Pria bertubuh tambun ini menjanjikan kemerdekaan
sudah di depan mata, tinggal masalah waktu saja. Sebab, demikian alasannya,
masyarakat internasional baru menyadari bahwa pengumpulan suara rakyat tahun
1969, sebagai mana ditetapkan PBB, sebagai cacat hukum.
Pemerintah RI
sendiri belum pernah menyelenggarakan referendum, kecuali sekadar mengumpulkan
suara para kepala suku yang berjumlah sekitar 1.005. Bahwa Theys merupakan
salah satu di antara kepala suku yang memberi suara kepada RI, bukanlah masalah
prinsipiil. Ia berdalih, jika tidak demikian, ia akan mati dibunuh tentara
Indonesia.
Namun, sejumlah penelitian yang diterbitkan menjadi
buku menyebutkan, Ali Murtopo melalui operasi khususnya membawa para kepala
suku ini berlibur keliling Pulau Jawa. Di tempat pelesiran, mereka dihibur oleh
wanita-wanita nakal. Puas dengan pelayanan itu, mereka dengan gembira memberi
suara pilihan kepada RI.
Pagi tanggal 10 November 2001, Letkol Hartomo,
Komandan SGI (satgas intelijen) yang bermarkas di Hamadi, Jayapura, mengunjungi
Theys di rumahnya. Ia membawa baju warna putih yang baru dibelinya. "Untuk
Bapak pakai nanti malam," ujar Hartomo mengingatkan malamnya akan ada
acara peringatan Hari Pahlawan di Markas SGI. Sejak acara malam itu pula berakhir
riwayat Theys.
Hartomo pernah mengatakan kepada Kompas,
hubungannya dengan Theys sangat dekat. Lantas soal mengapa ia dan anak buahnya
harus membunuh tokoh Papua ini, ia tidak akan pernah mengatakannya. Inilah
kabut hitam dunia intelijen.
Theys telanjur melambung, cepat lupa asal-usulnya.
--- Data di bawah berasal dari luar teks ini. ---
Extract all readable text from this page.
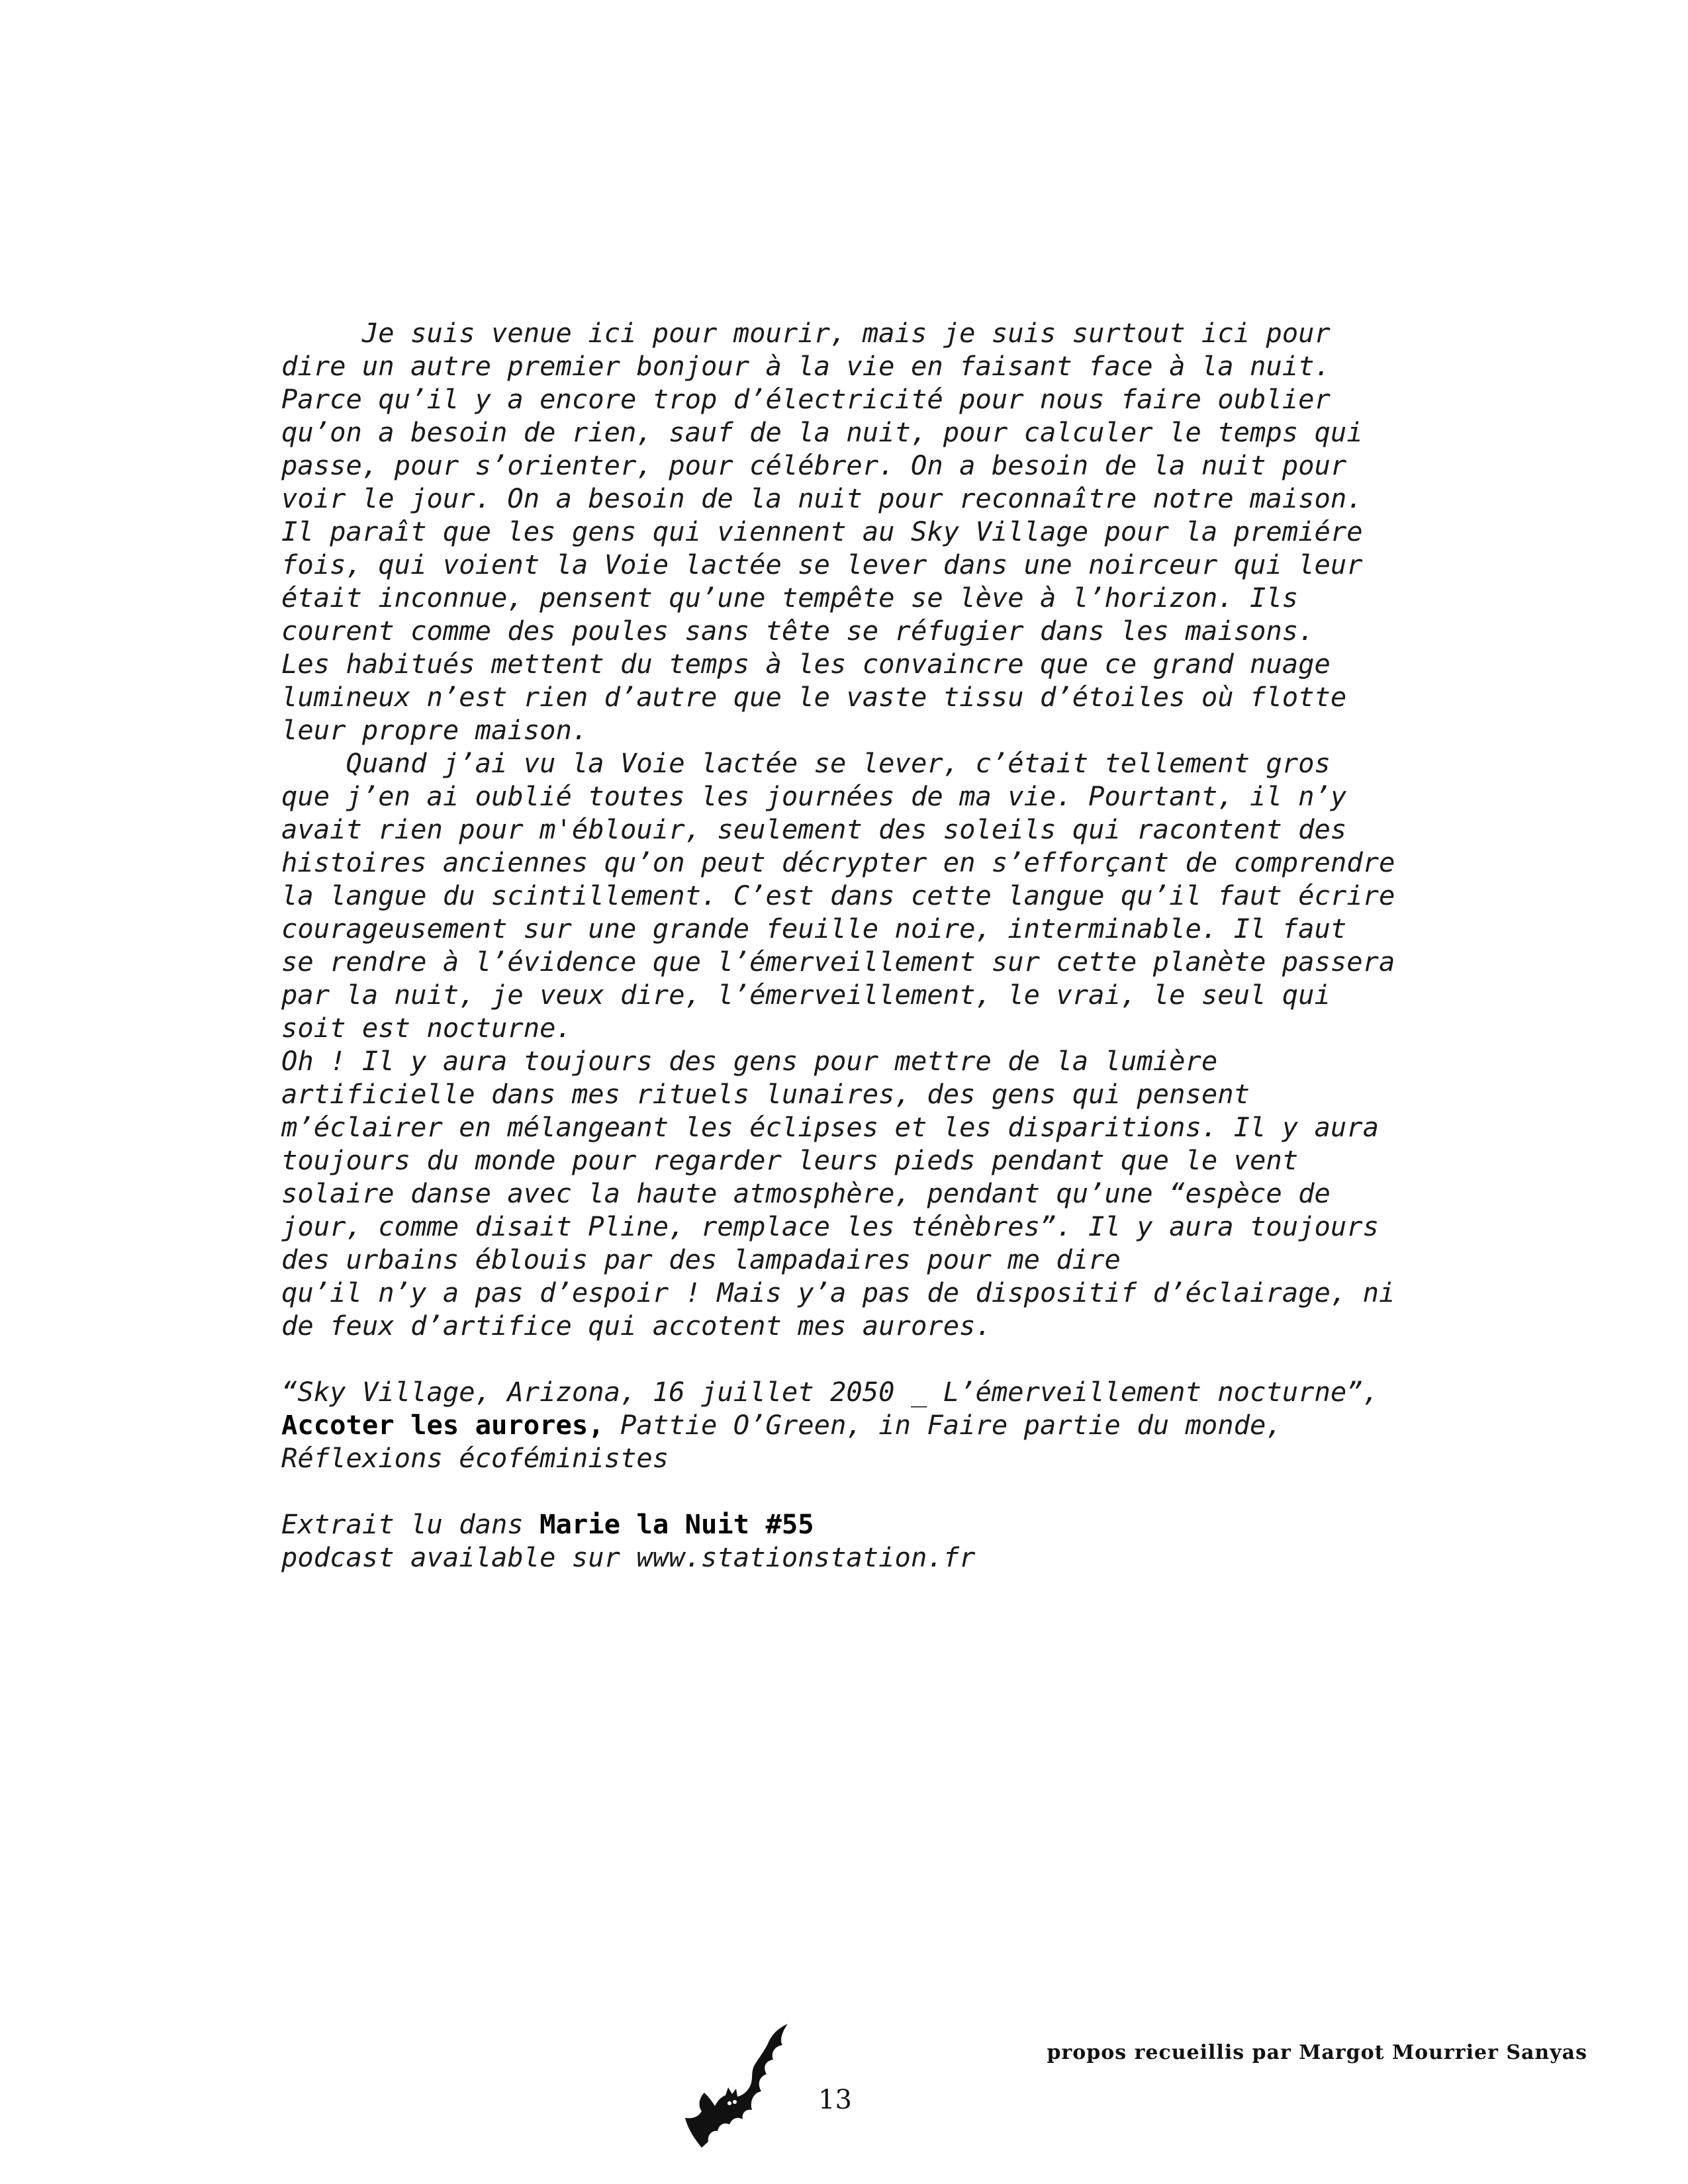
Je suis venue ici pour mourir, mais je suis surtout ici pour
dire un autre premier bonjour à la vie en faisant face à la nuit.
Parce qu’il y a encore trop d’électricité pour nous faire oublier
qu’on a besoin de rien, sauf de la nuit, pour calculer le temps qui
passe, pour s’orienter, pour célébrer. On a besoin de la nuit pour
voir le jour. On a besoin de la nuit pour reconnaître notre maison.
Il paraît que les gens qui viennent au Sky Village pour la premiére
fois, qui voient la Voie lactée se lever dans une noirceur qui leur
était inconnue, pensent qu’une tempête se lève à l’horizon. Ils
courent comme des poules sans tête se réfugier dans les maisons.
Les habitués mettent du temps à les convaincre que ce grand nuage
lumineux n’est rien d’autre que le vaste tissu d’étoiles où flotte
leur propre maison.
Quand j’ai vu la Voie lactée se lever, c’était tellement gros
que j’en ai oublié toutes les journées de ma vie. Pourtant, il n’y
avait rien pour m'éblouir, seulement des soleils qui racontent des
histoires anciennes qu’on peut décrypter en s’efforçant de comprendre
la langue du scintillement. C’est dans cette langue qu’il faut écrire
courageusement sur une grande feuille noire, interminable. Il faut
se rendre à l’évidence que l’émerveillement sur cette planète passera
par la nuit, je veux dire, l’émerveillement, le vrai, le seul qui
soit est nocturne.
Oh ! Il y aura toujours des gens pour mettre de la lumière
artificielle dans mes rituels lunaires, des gens qui pensent
m’éclairer en mélangeant les éclipses et les disparitions. Il y aura
toujours du monde pour regarder leurs pieds pendant que le vent
solaire danse avec la haute atmosphère, pendant qu’une “espèce de
jour, comme disait Pline, remplace les ténèbres”. Il y aura toujours
des urbains éblouis par des lampadaires pour me dire
qu’il n’y a pas d’espoir ! Mais y’a pas de dispositif d’éclairage, ni
de feux d’artifice qui accotent mes aurores.
“Sky Village, Arizona, 16 juillet 2050 _ L’émerveillement nocturne”,
Accoter les aurores, Pattie O’Green, in Faire partie du monde,
Réflexions écoféministes
Extrait lu dans Marie la Nuit #55
podcast available sur www.stationstation.fr
13
propos recueillis par Margot Mourrier Sanyas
Ia bahkan mulai melenceng keluar dari rel. Realitas politik membuatnya demikian
hingga ia kerap muncul di tayangan CNN.
BAGI kalangan "internal", Theys bukan
lagi yang dikenal dulu sebagai anak patuh. Namanya melambung membuat kepala
suku di kawasan Sentani ini dapat berhubungan langsung dengan Presiden RI, ketika itu Abdurrahman Wahid (Gus Dur). Suatu hal
yang cepat memabukkannya, tetapi menyuburkan kecemburuan di kalangan yang
mengarbitnya.
Bahwa peran Theys dianggap sudah lebih dari cukup
dan harus ditamatkan, bukanlah sesuatu yang mengagetkan dalam mempercepat alur
klimaks suatu skenario besar. Tetapi yang mengagetkan justru peristiwa yang
muncul jauh melenceng dari apa yang diperkirakan.
Kematian Theys ternyata tidak mengundang badai
politik, konflik horizontal, maupun darurat militer. Sebaliknya justru Letkol
Hartomo dan sejumlah prajurit Kopassus harus memikul beban di depan mahkamah
militer di Surabaya.
"Kami di Papua tidak mengenal konflik, tapi
Jakarta terus menanamkan benih konflik," ujar Tom Beanal, Ketua Dewan Adat
Papua. Komisaris di PT Freeport Indonesia ini
menyebut kebijakan konflik itu sebagai instrumen untuk membunuh aspirasi
merdeka rakyat Papua.
Beanal mungkin benar sampai pada pemikiran
kehadiran konflik itu. Namun, ia terlalu membesar-besarkan arti Papua dalam
kepentingan geoekonomi Indonesia. Sebab, sangat sulit menemukan pejabat di
Indonesia yang sungguh- sungguh memikirkan dan mengabdi demi kepentingan
nasional, atau yang disebut geoekonomi itu.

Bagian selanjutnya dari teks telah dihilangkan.